Lung Expansion Therapy and Airway Clearance Therapy

Lung expansion therapy is used to prevent or reverse atelectasis, by helping patients achieve and maintain lung function. Untreated atelectasis can cause pulmonary shunting, hypoxemia, and even respiratory failure. Factors associated with the development of atelectasis include prolonged bed rest (especially in the supine position) or immobilization, heavy sedation, surgery or trauma near the diaphragm, and increased intraabdominal pressure. Some of the devices used in lung expansion therapy include incentive spirometers, intermittent positive-pressure breathing (IPPB) devices, chest wall percussors and high-frequency oscillation devices¹. When selecting a device, the RT must be aware of the patient’s health and physical status, present clinical conditions, therapy devices and goals. For example, aging can influence the lung’s physiology and function by reducing elastic recoil, compliance, and strength of respiratory muscles. Research has found that in elderly patients, flow incentive spirometry (FIS) and volume incentive spirometry (VIS) both increased the chest wall volumes but increased inspiratory muscle activity was needed for the successful use of FIS. In healthy, younger adults, VIS increased chest wall volumes more than FIS but this population was not affected by the increased inspiratory muscle activity needed for FIS².

The physiology of the airway clearance mechanism can be disrupted by abnormalities found in the ciliary structure, patency of the airway, the amount and thickness of secretions, the cough reflex, and breathing strength. Certain diseases such as cystic fibrosis, bronchiectasis, lung cancer, and muscular dystrophy, can be associated with abnormal airway clearance. Some of the devices used to prevent secretion retention include chest physical therapy, coughing and related expulsion techniques, positive airway pressure (PAP) adjuncts, high-frequency compressions and oscillations, and mobilization and exercise. When selecting the appropriate technique, the RT must be aware of the patient’s current health status, cooperation level, clinical conditions, and age. For example, patients suffering from musculotskeletal weakness may benefit from mechanical insufflation-exsufflation (MIE) and PEP techniques. The MIE device provides 30 to 50 cm H₂O of positive pressure to the airway for approximately 1 to 3 seconds. Then the pressure is reversed to -30 to -50 cm H₂O. Treatment includes 5 cycles of MIE, which is then followed by normal spontaneous breathing³.

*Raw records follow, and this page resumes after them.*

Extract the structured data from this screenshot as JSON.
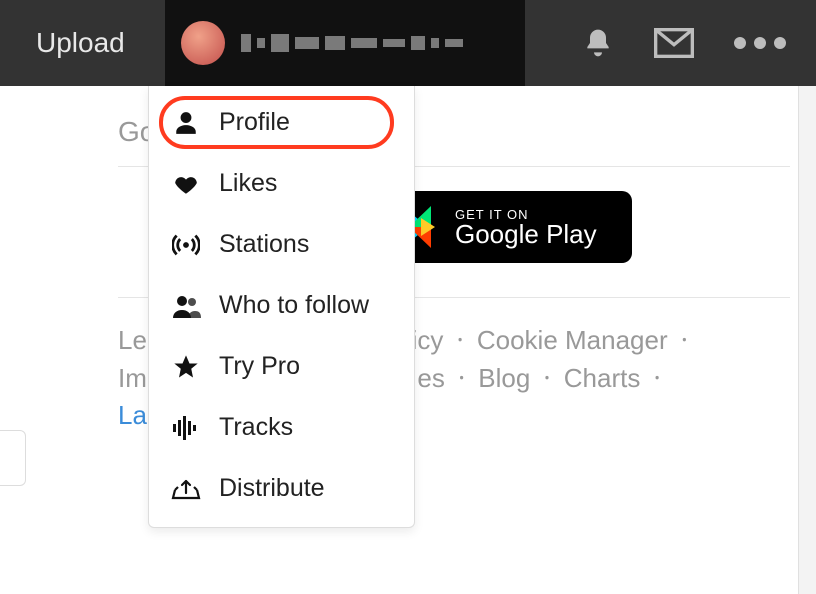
{
  "topbar": {
    "upload_label": "Upload"
  },
  "dropdown": {
    "items": [
      {
        "key": "profile",
        "label": "Profile",
        "highlighted": true
      },
      {
        "key": "likes",
        "label": "Likes"
      },
      {
        "key": "stations",
        "label": "Stations"
      },
      {
        "key": "who-to-follow",
        "label": "Who to follow"
      },
      {
        "key": "try-pro",
        "label": "Try Pro"
      },
      {
        "key": "tracks",
        "label": "Tracks"
      },
      {
        "key": "distribute",
        "label": "Distribute"
      }
    ]
  },
  "content": {
    "go_mobile_heading_visible": "Go",
    "google_badge_top": "GET IT ON",
    "google_badge_bottom": "Google Play"
  },
  "footer": {
    "links_partial": {
      "le": "Le",
      "olicy": "olicy",
      "cookie_manager": "Cookie Manager",
      "im": "Im",
      "es": "es",
      "blog": "Blog",
      "charts": "Charts",
      "la": "La"
    }
  }
}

PEP therapy creates positive airway pressure and is used to clear secretions. This device requires active expiration against a variable flow resistance. The positive pressure will help prevent the airways from collapsing while moving the secretions into the larger airways through collateral ventilation. The advantages of using this device is that it can be self-administered and is relatively inexpensive but would not be recommended for children less than 3 years of age due to the expiratory requirements³.

References:

 

1. Cairo JM. Lung Expansion Therapy Devices. In: Mosby’s Respiratory Care Equipment, 9th edition Elsevier; 2014:213-216.
2. Lunardi AC, Porras DC, Barbosa RC, Paisani DM, Marques da Silva CC, Tanaka C, et al. Effect of Volume-Oriented Versus Flow-Oriented Incentive Spirometry on Chest Wall Volumes, Inspiratory Muscle Activity, and Thoracoabdominal Synchrony in the Elderly. Respiratory Care 2014; 59(3):420-426.
3. Hirsch C, Kacmarek R, M., Stoller J, Heur A. Airway Clearance Therapy. In: Egan’s Fundamentals of Respiratory Care, 10th edition Elsevier; 2013:962-986.